Poor shipment in the North has led to increasing efforts from Beibusai to the south. In recent years, the number of ships arriving at ports in South China has increased significantly, and port congestion has become more serious. This year, North Timber went to South China earlier than in previous years, and its strength was stronger than in previous years. Therefore, East and South China are facing greater supply pressures.
 
Disadvantaged raw materials continue to drag down the production
 
The main varieties of raw materials, such as iron ore and coke, have fallen since late August. Over two months, iron ore and coke have fallen by 30.27% and 33.55% respectively from their highs. The reason is that under the background of large-scale production restriction in steel mills, raw materials are facing a cliff-like decline in demand. Raw material prices have weakened again after a small rebound, especially iron ore, creating a new low, which makes the market believe that the collapse of the cost of the whole industrial chain caused by raw materials has not ended.
 
Spot iron ore and coke are still facing a great test. Spot iron ore has been in a low turnover for several weeks. It is common for traders to dump their products at low prices and exchange their prices for quantities. Spot coke prices have been sharply lowered consecutively.
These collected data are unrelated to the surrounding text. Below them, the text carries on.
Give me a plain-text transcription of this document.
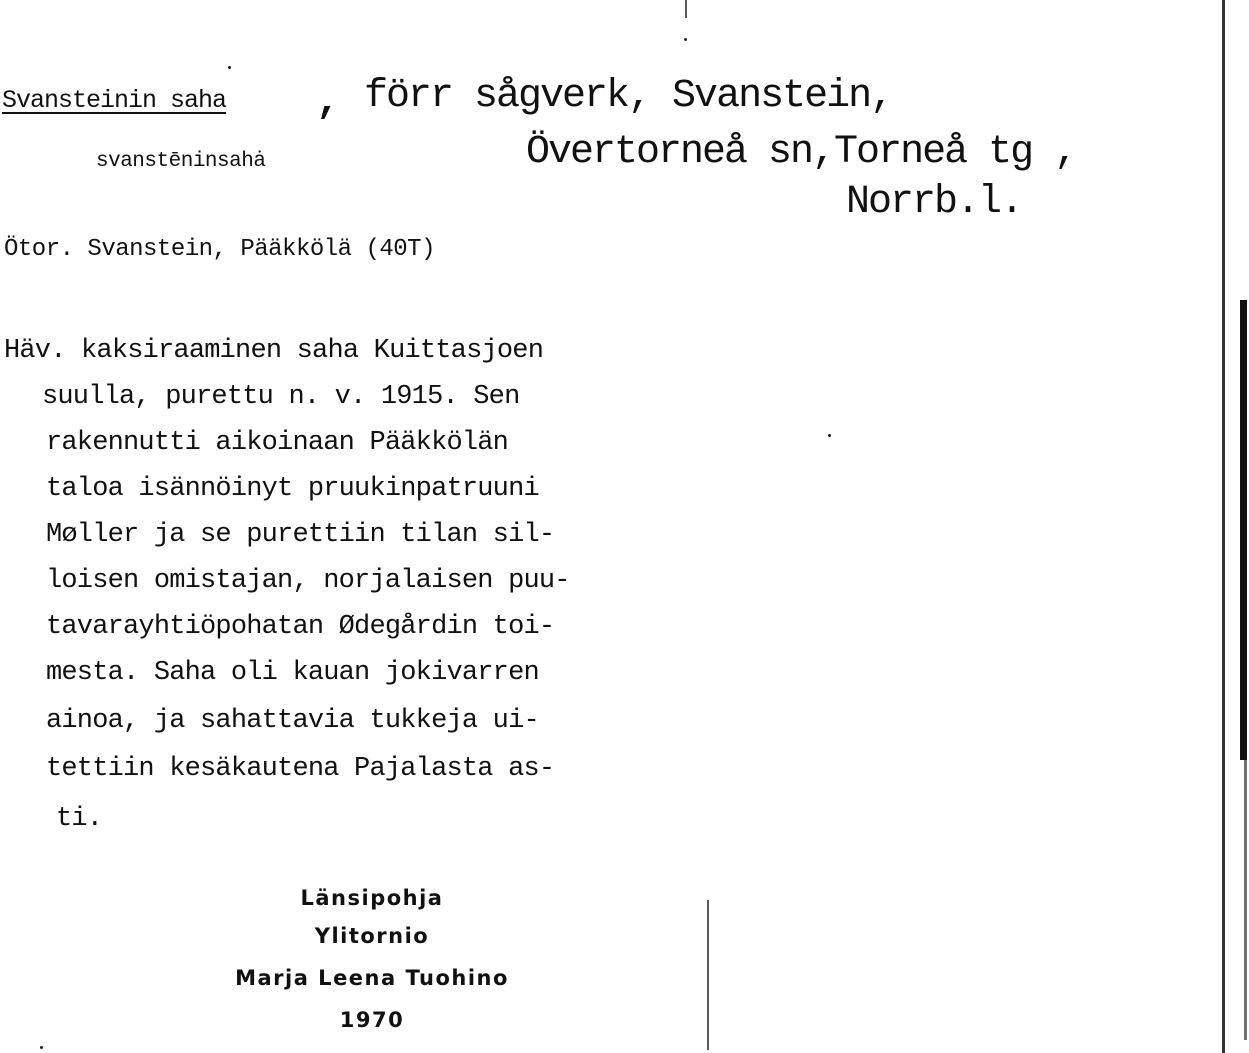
Svansteinin saha ,
svanstēninsahȧ
förr sågverk, Svanstein,
Övertorneå sn,Torneå tg ,
Norrb.l.
Ötor. Svanstein, Pääkkölä (40T)
Häv. kaksiraaminen saha Kuittasjoen
suulla, purettu n. v. 1915. Sen
rakennutti aikoinaan Pääkkölän
taloa isännöinyt pruukinpatruuni
Møller ja se purettiin tilan sil-
loisen omistajan, norjalaisen puu-
tavarayhtiöpohatan Ødegårdin toi-
mesta. Saha oli kauan jokivarren
ainoa, ja sahattavia tukkeja ui-
tettiin kesäkautena Pajalasta as-
ti.
Länsipohja
Ylitornio
Marja Leena Tuohino
1970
The continuing downturn at the raw material end is a drag on the price of finished products.
 
The slowdown of social inventory
 
Last week, Mysteel counted 9.994.2 million tons of social steel stocks nationwide, a decrease of 62.1 million tons annually, a significant slowdown. In the three weeks after National Day this year, the total social stock of steel fell by 495,700 tons. In the same period of 2015, it dropped by 104,08,000 tons, and in the same period of 2014, it dropped by 1,543,000 tons. By contrast, the stock decline rate after National Day this year is the lowest in the past three years.
 
Against such a backdrop of supply contraction, the decline in social inventories is not as fast as expected, reflecting poor demand downstream during the peak October season.
 
To sum up, we believe that the supply side is basically released, and terminal demand continues to weaken. The northern region is affected by environmental protection and weather factors, and demand stagnates. Steel market supply contracted, demand fell synchronously, short-term steel prices are difficult to say optimistic.